Egypte: Nawal Saâdawi, menacée, quitte l’Egypte

Source: 
www.histoiresdememoire.org
Suite à la publication d’un ouvrage controversé Nawal Saâdawi, menacée, quitte l’Egypte.
“La liberté d’expression doit être garantie. Les idées doivent être confrontées par les idées. C’est la seule garantie du progrès”, affirme pour sa part l’intellectuel Mahmoud Amine Al-Alem qui dénonce “le terrorisme intellectuel”.
«Dieu présente sa démission», tel est le titre de la dernière pièce de théâtre signée Nawal Saâdawi qui, dès sa publication en février 2007, avait provoqué une campagne diffamatoire menée, bien entendu, par Al Azhar. Cette institution religieuse a présenté, de ce fait, une plainte au procureur général, accusant l’écrivaine de «porter atteinte à Dieu, aux anges et aux prophètes qui sont cités dans la pièce»!

L’éditeur M. Medbouli, sous une probable menace d’être entraîné avec Dr Nawal dans des péripéties judiciaires, a volontairement retiré cet ouvrage des ventes. Raison pour laquelle on avait remarqué sa soudaine absence des rayons de la foire du livre au Caire. Et comme si ça ne suffisait pas, il a eu l’heureux réflexe de brûler tous les exemplaires restés à l’imprimerie.

Notons que la Constitution égyptienne permet à un simple citoyen de la rue de porter plainte contre un autre, aussi haut placé soit-il, en cas d’atteinte aux valeurs religieuses et à la morale. Depuis le déclenchement de cette affaire, plusieurs organisations des droits de l’homme se solidarisent avec l’écrivaine.

Ce fut, aussi, l’occasion de remettre en cause le rôle d’Al Azhar supposé être une autorité religieuse qui n’a nullement le droit de censurer la vie intellectuelle. «La liberté d’expression doit être garantie. Les idées doivent être confrontées par les idées.

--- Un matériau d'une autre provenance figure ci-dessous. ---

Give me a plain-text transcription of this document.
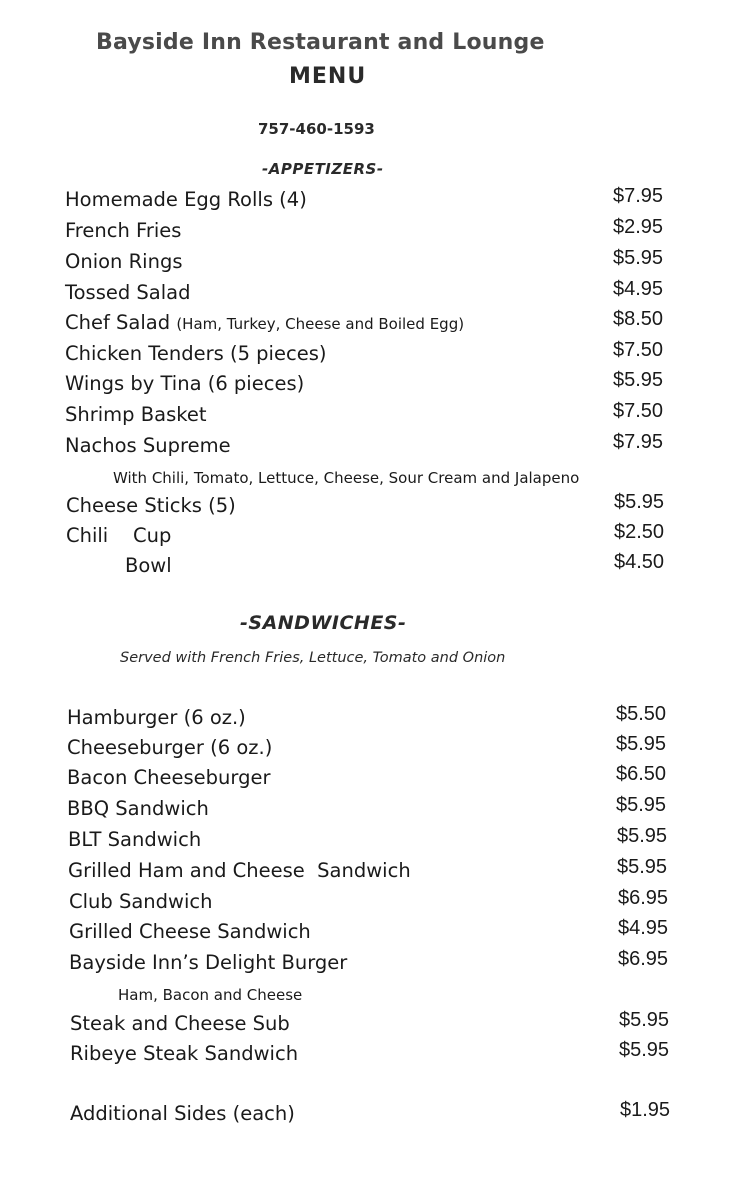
Bayside Inn Restaurant and Lounge
MENU
757-460-1593
-APPETIZERS-
Homemade Egg Rolls (4)	$7.95
French Fries	$2.95
Onion Rings	$5.95
Tossed Salad	$4.95
Chef Salad (Ham, Turkey, Cheese and Boiled Egg)	$8.50
Chicken Tenders (5 pieces)	$7.50
Wings by Tina (6 pieces)	$5.95
Shrimp Basket	$7.50
Nachos Supreme	$7.95
With Chili, Tomato, Lettuce, Cheese, Sour Cream and Jalapeno
Cheese Sticks (5)	$5.95
Chili    Cup	$2.50
Bowl	$4.50
-SANDWICHES-
Served with French Fries, Lettuce, Tomato and Onion
Hamburger (6 oz.)	$5.50
Cheeseburger (6 oz.)	$5.95
Bacon Cheeseburger	$6.50
BBQ Sandwich	$5.95
BLT Sandwich	$5.95
Grilled Ham and Cheese  Sandwich	$5.95
Club Sandwich	$6.95
Grilled Cheese Sandwich	$4.95
Bayside Inn’s Delight Burger	$6.95
Ham, Bacon and Cheese
Steak and Cheese Sub	$5.95
Ribeye Steak Sandwich	$5.95
Additional Sides (each)	$1.95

C’est la seule garantie du progrès». affirme pour sa part l’intellectuel Mahmoud Amine Al-Alem qui dénonce «le terrorisme intellectuel».

Pour les intellectuels de tendance islamiste, deux avis essentiels ont été donnés. L’un par le penseur Fahmi Howeidi qui trouve «normal» qu’une institution religieuse veille sur la protection des valeurs de l’islam et qu’elle incombe aux écrivains de les respecter. C’est selon lui la seule nuance entre liberté d’expression et anarchie intellectuelle!

Le penseur Gamal Al-Banna, penseur de tendance islamiste ouverte, mais qui rejette les idées de Dr Nawal, pense en revanche qu’on ne devrait pas la poursuivre car le Coran préserve les libertés de croyance de chacun et ne donne à personne les droits de condamner autrui selon ses convictions et sa conscience religieuses.

Nawal Sadawi a quitté l’Egypte pour les Etats-Unis où elle occupera le poste de professeur. «J’ai quitté l’Egypte non pas parce que j’ai eu peur, mais parce que je suis horrifiée par ce qui se passe.» L’Histoire nous apprend que tous ceux qui ont combattu les idées ont disparu et ce sont les idées qui ont vécu. Quand les ennemis de la créativité comprendront-ils cette réalité?

Notons aussi que si la requête contre l’écrivaine est admise, Nawal Saâdawi serait officiellement une hérétique, ce qui imposera à son mari de divorcer; sans parler d’une peine de prison assez lourde.

Ce «terrorisme intellectuel» légal n’est, hélas, pas étranger à l’Egypte. Le cas de Naguib Mahfouz revient inévitablement à la charge pour nous convaincre une fois de plus que pour progresser, le monde arabe n’est vraiment pas en bonne voie puisque le dialogue entre divers courants idéologiques est toujours banni, puisque la religion demeure un bloc stagnant mais intouchable auquel les écrivains et libres penseurs n’ont aucunement le droit d’apporter une quelconque adaptation aux temps modernes.

Les institutions religieuses, Al Azhar en tête, semblent n’avoir d’autre souci que de traquer les intellectuels, anéantir la liberté d’expression et entretenir l’ignorance et le sous-développement.

Nawal Saâdawi n’est certes pas à sa première persécution mais la question s’impose: «Jusqu’à quand?»!